Cette remarque n’est pas un scepticisme de principe à l’égard des indicateurs, qui demeurent le seul moyen de penser des ensembles de deux cent cinquante millions de personnes. Elle porte sur un usage particulier, celui qui consiste à emprunter un chiffre construit ailleurs, dans une configuration économique différente, et à le traiter comme s’il transportait avec lui la relation causale qui lui donnait son sens d’origine. Le ratio de dépendance ne ment pas. Il répond exactement à la question qu’on lui pose, celle de la structure par âge. La difficulté commence quand on lui prête une réponse à une autre question, celle de savoir combien de personnes vivent du travail de combien d’autres, à laquelle il n’a jamais prétendu répondre.
Note méthodologique
Données de population. Nations unies, Département des affaires économiques et sociales, Division de la population, World Population Prospects, révision 2024, fichiers de population par âge détaillé et par sexe, agrégés en quatre classes. Les valeurs jusqu’en 2023 sont des estimations, celles de 2024 à 2030 des projections en variante moyenne, conditionnelles aux hypothèses de fécondité, de mortalité et de migration de la Division de la population. Elles ne sont pas des observations.
Périmètre. Sous-région Afrique centrale au sens de la classification M49 des Nations unies : Angola, Cameroun, Congo, Gabon, Guinée équatoriale, République centrafricaine, République démocratique du Congo, Sao Tomé-et-Principe, Tchad. Six de ces neuf pays sont membres de la CEMAC, laquelle couvre 30,2 % de la population de l’ensemble ainsi défini, la République démocratique du Congo n’en étant pas membre.
Taux d’emploi. Estimations modélisées du Bureau international du travail pour 2024, reprises par la Banque mondiale sous l’indicateur SL.EMP.TOTL.SP.ZS, rapportées à la population de quinze ans et plus. Sao Tomé-et-Principe est exclu des calculs qui les mobilisent, faute de valeur publiée.
Ratio de dépendance économique. Population totale moins population employée, divisée par la population employée, multipliée par cent. La population employée est estimée en appliquant le taux d’emploi à la population de quinze ans et plus, ce qui suppose que ce taux s’applique uniformément aux tranches d’âge qui la composent et surestime donc légèrement l’emploi des plus de soixante-cinq ans.
Tests statistiques. Corrélations de Pearson et de Spearman calculées sur les huit pays disposant des deux séries, valeurs de 2024. Ratio par âge et taux d’emploi : r égale 0,776, p égale 0,024 ; rho égale 0,786, p égale 0,021. Ratio par âge et ratio économique : r égale moins 0,400, p égale 0,327. La taille de l’échantillon impose de lire ces résultats comme des ordres de grandeur et non comme des estimations de précision.

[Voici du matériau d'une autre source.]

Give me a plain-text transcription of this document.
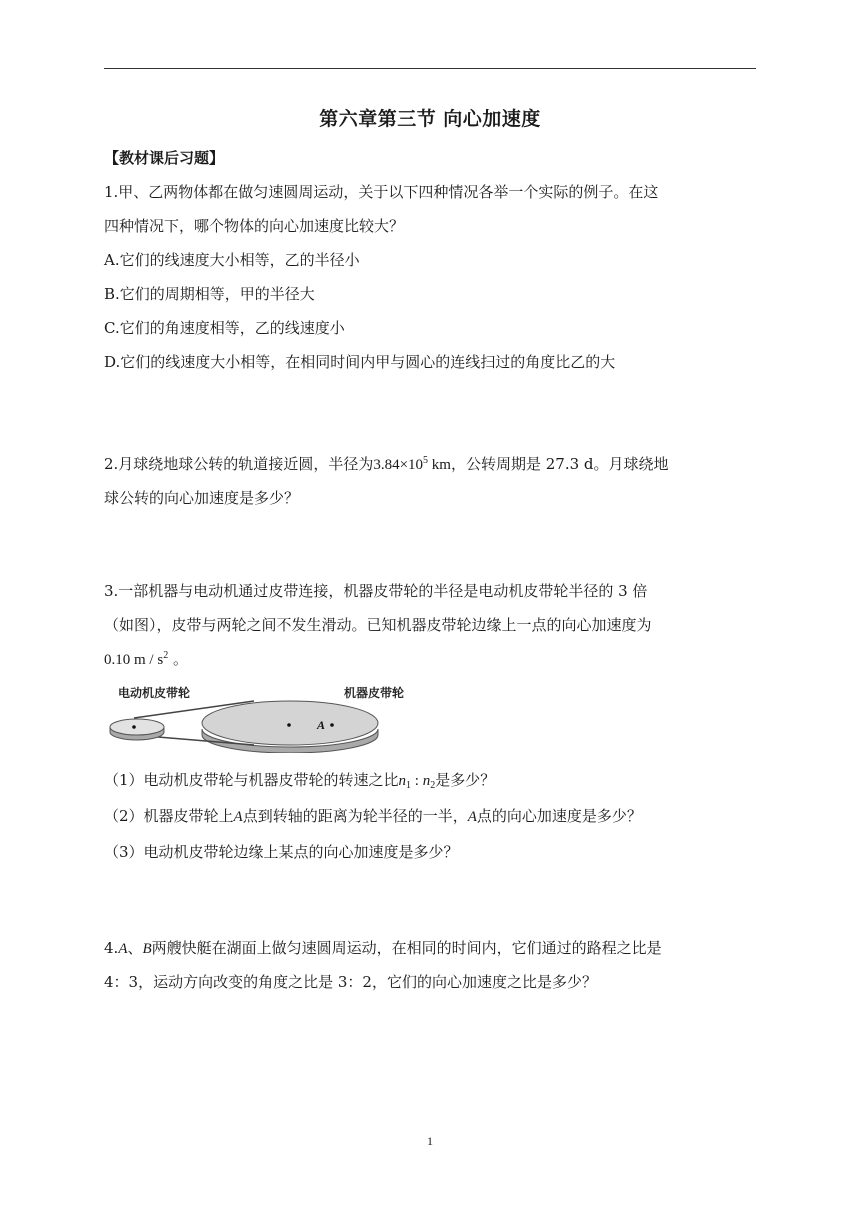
第六章第三节 向心加速度
【教材课后习题】
1.甲、乙两物体都在做匀速圆周运动，关于以下四种情况各举一个实际的例子。在这
四种情况下，哪个物体的向心加速度比较大？
A.它们的线速度大小相等，乙的半径小
B.它们的周期相等，甲的半径大
C.它们的角速度相等，乙的线速度小
D.它们的线速度大小相等，在相同时间内甲与圆心的连线扫过的角度比乙的大
2.月球绕地球公转的轨道接近圆，半径为$3.84\times 10^5$ km，公转周期是 27.3 d。月球绕地
球公转的向心加速度是多少？
3.一部机器与电动机通过皮带连接，机器皮带轮的半径是电动机皮带轮半径的 3 倍
（如图），皮带与两轮之间不发生滑动。已知机器皮带轮边缘上一点的向心加速度为
0.10 m / $s^2$ 。
电动机皮带轮	机器皮带轮
A
（1）电动机皮带轮与机器皮带轮的转速之比$n_1$ : $n_2$是多少？
（2）机器皮带轮上A点到转轴的距离为轮半径的一半，A点的向心加速度是多少？
（3）电动机皮带轮边缘上某点的向心加速度是多少？
4.A、B两艘快艇在湖面上做匀速圆周运动，在相同的时间内，它们通过的路程之比是
4：3，运动方向改变的角度之比是 3：2，它们的向心加速度之比是多少？
1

Indice de dissimilarité. Otis Dudley Duncan et Beverly Duncan, « A Methodological Analysis of Segregation Indexes », American Sociological Review, vol. 20, n° 2, 1955. Demi-somme des écarts absolus entre les parts de chaque classe d’âge dans les deux entités comparées, exprimée en points de pourcentage.
Autres références. David E. Bloom et Jeffrey G. Williamson, « Demographic Transitions and Economic Miracles in Emerging Asia », The World Bank Economic Review, vol. 12, n° 3, 1998, p. 419-455. Nathan Keyfitz, « On the Momentum of Population Growth », Demography, vol. 8, n° 1, 1971.